What held it up? Well, first I was honest. Although my injury was a new one, I had suffered a similar injury over ten years ago. I mentioned that to both my employer and WHSCC because I thought it might be relevant. Despite the fact that my doctor and physiotherapist both agreed that it did not impact this injury, I was questioned and my very integrity questioned because I brought this up.
Then, of course, like usual, I expected people to be honest, trustworthy, and to do their jobs properly. This was obviously a mistake. Not only did they not do their jobs, but they tried to shift the blame onto me.
Of course this all sounds like whining to the average reader, but to me it has made me deeply question the ethos under which I am raising my children.
It seems they are expected to be liars and cheats by “the system” and that politeness will get them nowhere in life.
I don’t think these are attitudes endemic to Newfoundland only, but anywhere where a small population struggles for even smaller opportunities.
Because of my struggles now, and in the past, when dealing honestly and being accommodating with coworkers and social systems, I really wonder if what I am teaching my children is how to be a patsy.
Because that’s the way I’ve been made to feel these past weeks - not a valued member of society, but a kicking ball for others to abuse. This goes beyond the “better they get hurt once or twice than hurt others” variety of abuse.
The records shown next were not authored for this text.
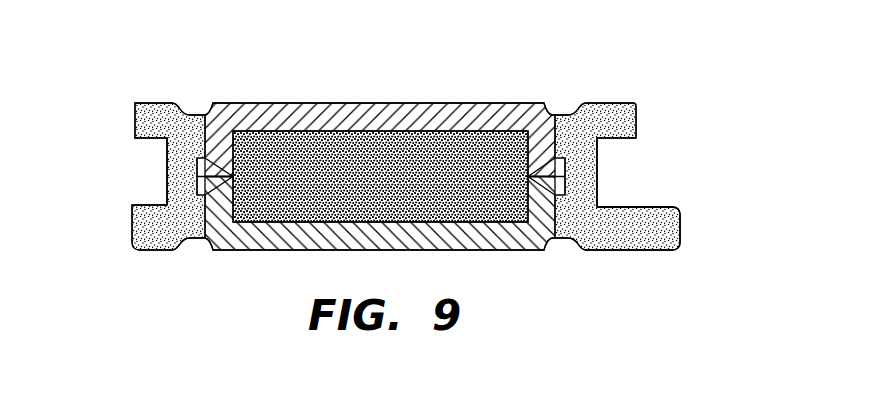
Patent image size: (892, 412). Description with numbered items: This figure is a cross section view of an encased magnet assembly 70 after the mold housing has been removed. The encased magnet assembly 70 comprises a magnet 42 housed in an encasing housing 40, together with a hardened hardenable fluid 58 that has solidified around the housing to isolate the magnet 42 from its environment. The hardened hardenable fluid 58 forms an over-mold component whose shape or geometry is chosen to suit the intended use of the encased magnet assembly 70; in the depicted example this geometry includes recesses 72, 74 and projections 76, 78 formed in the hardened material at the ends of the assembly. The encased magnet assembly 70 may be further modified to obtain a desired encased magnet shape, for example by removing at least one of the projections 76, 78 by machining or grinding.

The encased magnet assembly 70 is at (108, 183).
The projection 76 is at (135, 118).
The recess 72 is at (165, 173).
The hardenable fluid 58 is at (623, 120).
The recess 74 is at (597, 173).
The projection 78 is at (665, 232).
The encasing housing 40 is at (273, 115).
The magnet 42 is at (380, 167).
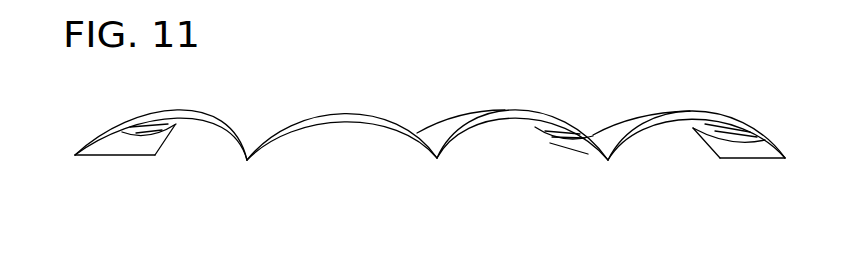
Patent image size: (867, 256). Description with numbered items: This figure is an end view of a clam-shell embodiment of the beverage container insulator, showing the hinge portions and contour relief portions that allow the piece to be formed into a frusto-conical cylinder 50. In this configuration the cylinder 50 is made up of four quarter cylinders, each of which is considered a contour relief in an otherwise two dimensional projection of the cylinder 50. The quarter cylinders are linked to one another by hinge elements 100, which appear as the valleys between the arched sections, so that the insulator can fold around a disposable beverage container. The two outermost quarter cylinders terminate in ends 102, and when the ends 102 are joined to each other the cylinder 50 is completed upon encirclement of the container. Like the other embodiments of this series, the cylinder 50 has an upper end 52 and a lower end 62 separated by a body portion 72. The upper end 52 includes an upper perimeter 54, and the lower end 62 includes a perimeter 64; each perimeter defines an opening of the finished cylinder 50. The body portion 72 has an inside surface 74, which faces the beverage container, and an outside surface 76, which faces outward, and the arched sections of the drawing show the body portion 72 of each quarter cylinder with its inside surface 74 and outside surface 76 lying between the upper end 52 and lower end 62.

The cylinder 50 is at (539, 82).
The upper end 52 is at (93, 157).
The upper perimeter 54 is at (100, 127).
The lower end 62 is at (178, 130).
The perimeter 64 is at (165, 145).
The body portion 72 is at (213, 123).
The inside surface 74 is at (132, 137).
The outside surface 76 is at (240, 133).
The hinge elements 100 is at (247, 160).
The ends 102 is at (120, 157).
Is it better that I teach my children to lie when necessary; to accuse before being accused; to not trust others or expect competence from anyone? Won’t this in fact help them get further in life, help them survive and even succeed?
And yet, I can’t do it. I can’t bring myself to raise children who are liars and cheats. I know others do it and think it’s for the best, but I can’t. So my daughter will continue to be sent to her room for lying and my son will continue to be admonished for not playing nicely with others. And perhaps they will become someone else’s kicking ball, but hopefully I will have instilled a sense of self-worth and pride in them. Hopefully, they too, like me, will understand that it’s more important to be true to yourself than to get ahead.
And while this means they may not survive in some apocalyptic situation, I hope that they will also grow into the kind of citizens who know how to prevent those very situations from happening. Perhaps they may not be survivors and schemers, but they will be good Samaritans. I just hope they never have to deal with WHSCC!